Descobrimos noutros estudos que a concepção de métodos simples para definir prioridades nas aplicações de TI com base na importância e na fonte das mensagens de interrupção levou a uma redução de 39% no tempo gasto pelos médicos a lidar com informações simultâneas de múltiplas fontes. Descobrimos que essas opiniões em tempo real também ajudam os colaboradores a reduzirem erros relacionados com o excesso de trabalho criado pelas TI, já que a persuasão pode ser direccionada para sugestões correctivas no momento da utilização – desde que, obviamente, as próprias opiniões não sejam intrusivas e não causem excesso de informações.
Os líderes de TI também podem encarregar o design e desenvolvimento de aplicações simples que analisam o tempo, extensão e tipo de utilizações de TI durante e após as horas de expediente. Os colaboradores podem usar este tipo de informação para ajudar a compreender quando o uso das TI se está a tornar um problema. Por fim, os líderes de TI podem desenvolver e implementar políticas que definam claramente o uso adequado e que proíbam a utilização imprópria dos recursos de TI da empresa. É importante, contudo, que estas políticas sejam compreensíveis e não sejam um obstáculo às tarefas habituais das pessoas, ou arriscam-se a que se tornem uma fonte adicional de ansiedade. Por exemplo, essas políticas devem explicar claramente as exigências técnicas das TI para colaboradores não técnicos.

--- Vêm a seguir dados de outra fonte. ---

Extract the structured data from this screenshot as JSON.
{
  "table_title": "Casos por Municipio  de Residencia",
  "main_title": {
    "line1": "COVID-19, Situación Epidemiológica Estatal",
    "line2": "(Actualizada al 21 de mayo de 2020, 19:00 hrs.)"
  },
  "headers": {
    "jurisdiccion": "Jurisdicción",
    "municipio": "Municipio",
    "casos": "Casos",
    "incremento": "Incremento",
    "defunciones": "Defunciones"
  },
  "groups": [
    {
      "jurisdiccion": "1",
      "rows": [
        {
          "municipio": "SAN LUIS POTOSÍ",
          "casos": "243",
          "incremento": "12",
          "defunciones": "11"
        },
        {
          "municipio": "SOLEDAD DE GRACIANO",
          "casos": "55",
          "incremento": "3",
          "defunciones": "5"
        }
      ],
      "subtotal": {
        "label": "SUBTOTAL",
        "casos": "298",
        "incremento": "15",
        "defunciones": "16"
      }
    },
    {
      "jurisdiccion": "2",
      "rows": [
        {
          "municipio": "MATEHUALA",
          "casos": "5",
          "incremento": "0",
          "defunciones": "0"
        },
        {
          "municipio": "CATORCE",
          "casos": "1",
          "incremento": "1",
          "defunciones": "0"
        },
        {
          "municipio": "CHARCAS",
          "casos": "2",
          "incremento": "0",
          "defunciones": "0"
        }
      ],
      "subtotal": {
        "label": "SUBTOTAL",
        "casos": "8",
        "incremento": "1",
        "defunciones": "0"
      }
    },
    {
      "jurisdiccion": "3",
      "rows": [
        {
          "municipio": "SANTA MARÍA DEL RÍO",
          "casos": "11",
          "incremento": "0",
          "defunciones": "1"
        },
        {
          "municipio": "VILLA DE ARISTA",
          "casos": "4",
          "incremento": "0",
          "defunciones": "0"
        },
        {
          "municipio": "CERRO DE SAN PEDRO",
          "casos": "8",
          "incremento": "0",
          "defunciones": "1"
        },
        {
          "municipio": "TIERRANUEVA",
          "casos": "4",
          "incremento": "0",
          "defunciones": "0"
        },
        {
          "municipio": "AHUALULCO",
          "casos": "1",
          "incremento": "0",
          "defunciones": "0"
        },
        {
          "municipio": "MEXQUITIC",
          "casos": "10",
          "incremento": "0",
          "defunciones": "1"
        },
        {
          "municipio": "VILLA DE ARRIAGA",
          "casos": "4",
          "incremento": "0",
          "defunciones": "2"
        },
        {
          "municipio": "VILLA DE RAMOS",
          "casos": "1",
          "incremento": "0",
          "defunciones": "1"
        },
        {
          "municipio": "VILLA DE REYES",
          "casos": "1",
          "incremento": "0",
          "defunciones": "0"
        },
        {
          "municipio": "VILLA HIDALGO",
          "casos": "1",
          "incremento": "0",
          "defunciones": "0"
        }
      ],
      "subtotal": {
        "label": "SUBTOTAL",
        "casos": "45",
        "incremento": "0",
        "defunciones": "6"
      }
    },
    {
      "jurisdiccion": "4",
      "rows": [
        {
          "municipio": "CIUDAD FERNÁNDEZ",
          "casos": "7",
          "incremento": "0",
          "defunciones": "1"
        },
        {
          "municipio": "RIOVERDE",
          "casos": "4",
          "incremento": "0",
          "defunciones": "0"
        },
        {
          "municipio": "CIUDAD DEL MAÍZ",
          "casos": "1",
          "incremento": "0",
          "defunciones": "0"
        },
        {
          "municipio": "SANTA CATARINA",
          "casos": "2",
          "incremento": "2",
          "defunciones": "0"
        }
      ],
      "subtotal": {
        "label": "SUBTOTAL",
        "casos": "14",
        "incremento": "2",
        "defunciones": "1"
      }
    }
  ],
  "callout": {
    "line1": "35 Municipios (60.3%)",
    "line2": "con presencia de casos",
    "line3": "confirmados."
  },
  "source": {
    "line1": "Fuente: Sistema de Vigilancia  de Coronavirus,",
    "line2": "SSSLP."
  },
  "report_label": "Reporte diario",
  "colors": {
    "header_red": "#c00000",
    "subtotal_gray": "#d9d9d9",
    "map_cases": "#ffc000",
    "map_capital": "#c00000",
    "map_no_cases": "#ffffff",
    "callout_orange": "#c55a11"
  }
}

A maioria das políticas relacionadas com o uso das tecnologias limita-se especificamente à forma como os utilizadores podem usar certos recursos de TI, como a partilha da impressora e de scanners. Estas políticas de utilização também devem alertar os colaboradores para – e ajudá-los a evitar – os riscos do vício em tecnologia. Essas políticas também criam uma protecção legal para as organizações, porque ao desenvolvê-las e implementá-las as empresas podem demonstrar que não quebraram o seu dever para com os seus colaboradores.